Trinity (TaskJuggler2.0, SMC, INIO-bus)

Published: 2026-05-29

Running a modern software platform increasingly means operating in a mixed environment of humans, agents, automated processes, services, and infrastructure. These actors collaborate across geographical locations, organizational boundaries, repositories, and technology stacks, each possessing different perspectives, responsibilities, and levels of autonomy.

As complexity grows, the primary challenge is no longer the execution of work itself, but maintaining a shared understanding of what is happening, why it is happening, and how individual actions contribute to larger organizational objectives.

Trinity is an attempt to address this challenge through three complementary perspectives:

  • TJ2.0 provides planning and intent through Critical Path thinking and structured decision support.
  • SMC provides operational execution through processes, workflows, and State-machine and BPMN-based orchestration.
  • INIO-bus provides coordination and organizational awareness through event-driven communication and shared operational context.

Together they form a framework for transforming isolated activities into shared situational understanding.

The Problem of Vagueness

The most expensive problem in complex organisations is often not technical debt, infrastructure cost, or tool limitations. It is vagueness.

Vagueness occurs when:

  • decisions lose their rationale over time
  • ownership is assumed rather than understood
  • dependencies remain invisible until they fail
  • activities happen without shared awareness
  • teams optimise locally while the organisation suffers globally
  • autonomous agents operate without sufficient context
  • knowledge becomes fragmented across systems and individuals

The result is increased coordination effort, slower decision-making, duplicated work, operational surprises, and reduced trust in both processes and outcomes.

Removing vagueness is therefore not merely a documentation exercise; it is a prerequisite for effective collaboration between people and machines.

Shared Situational Understanding

Trinity is built on the assumption that effective coordination emerges from shared understanding rather than centralised control.

Every participant—human or agent—should be able to answer a common set of questions:

  • What is happening?
  • What is planned?
  • What is changing?
  • Why is it changing?
  • Which capabilities are affected?
  • What assumptions were made?
  • What risks have been identified?
  • What has already been learned?

The objective is not to expose all information to everyone, but to make relevant information available to those who need it when they need it.

This allows participants to remain intentionally "lazy"; consuming context only when it becomes relevant rather than continuously monitoring the entire system.

Planning, Execution, and Knowledge

The three pillars of Trinity each address a different aspect of organisational coordination.

TJ2.0 – Intent and Planning

TJ2.0 captures objectives, opportunities, constraints, priorities, dependencies, and critical paths.

Its role is to answer:

What are we trying to achieve, and why?

Planning is not viewed as a static activity but as a continuously evolving model of intent that guides operational decisions.

SMC – Execution and Process

SMC provides the operational layer where plans are translated into repeatable and observable activities.

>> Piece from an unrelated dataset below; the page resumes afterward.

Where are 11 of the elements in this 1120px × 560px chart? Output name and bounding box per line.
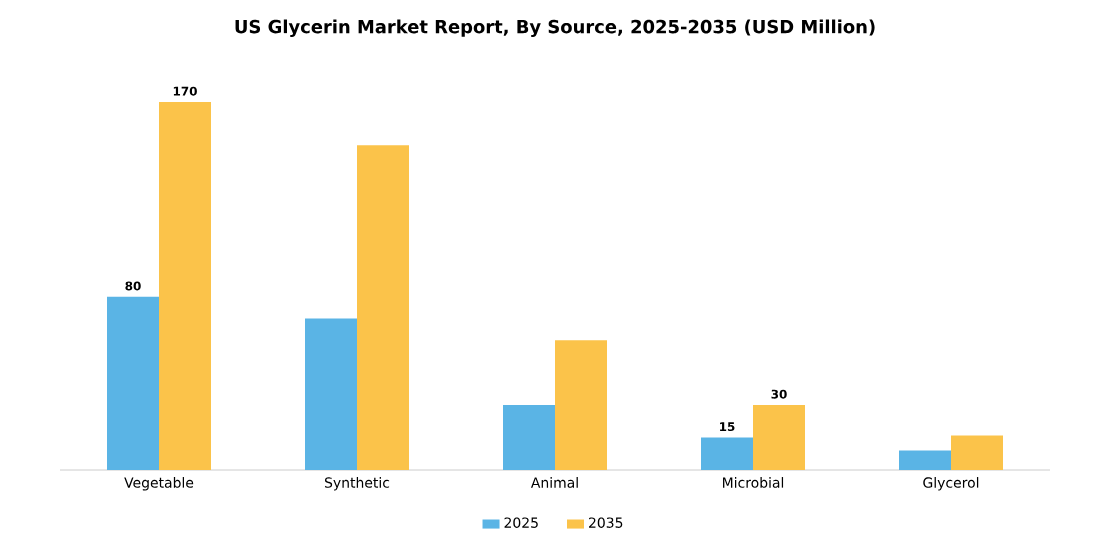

Using process models, workflows, and BPMN concepts, SMC answers:

How do we execute work consistently and predictably?

The focus is on creating transparency in execution while preserving flexibility where human judgement remains necessary.

INIO-bus – Coordination and Organizational Memory

INIO-bus acts as the event-driven coordination fabric connecting humans, agents, services, applications, and infrastructure.

Rather than merely transporting messages, it captures operational intent, decisions, outcomes, and observations.

Its role is to answer:

What is happening right now, and how does it relate to everything else?

Over time, INIO-bus becomes a living organisational memory that preserves not only events, but also context, rationale, and governance.

From Events to Knowledge

A deployment, a process execution, a code change, or an infrastructure modification are not valuable merely because they happened.

Their value lies in understanding:

  • what triggered them
  • which capabilities they affect
  • what outcomes were expected
  • whether those outcomes were achieved
  • how future decisions should be influenced

Trinity therefore seeks to transform operational activity into organisational knowledge.

The goal is to establish traceability from intent to outcome:

Objective
    ↓
Decision
    ↓
Plan
    ↓
Process
    ↓
Execution
    ↓
Event
    ↓
Outcome
    ↓
Knowledge

Human and Agent Collaboration

The emergence of large language models, autonomous agents, and code-generation systems fundamentally changes how software organisations operate.

Humans are no longer the only active participants in delivery processes.

Trinity assumes a future where:

  • humans provide judgement
  • agents provide execution
  • processes provide consistency
  • events provide awareness
  • knowledge provides continuity

Success therefore depends on establishing a common operational language that can be understood by both people and machines.

The Goal

The purpose of Trinity is not to increase control.

The purpose is to increase understanding.

By connecting planning, execution, and shared knowledge into a coherent operational model, Trinity seeks to reduce ambiguity, strengthen governance, preserve organisational memory, and enable effective collaboration across humans, agents, services, and infrastructure.

The ultimate objective is simple:

Create and maintain a shared situational understanding that enables better decisions, better coordination, and better outcomes.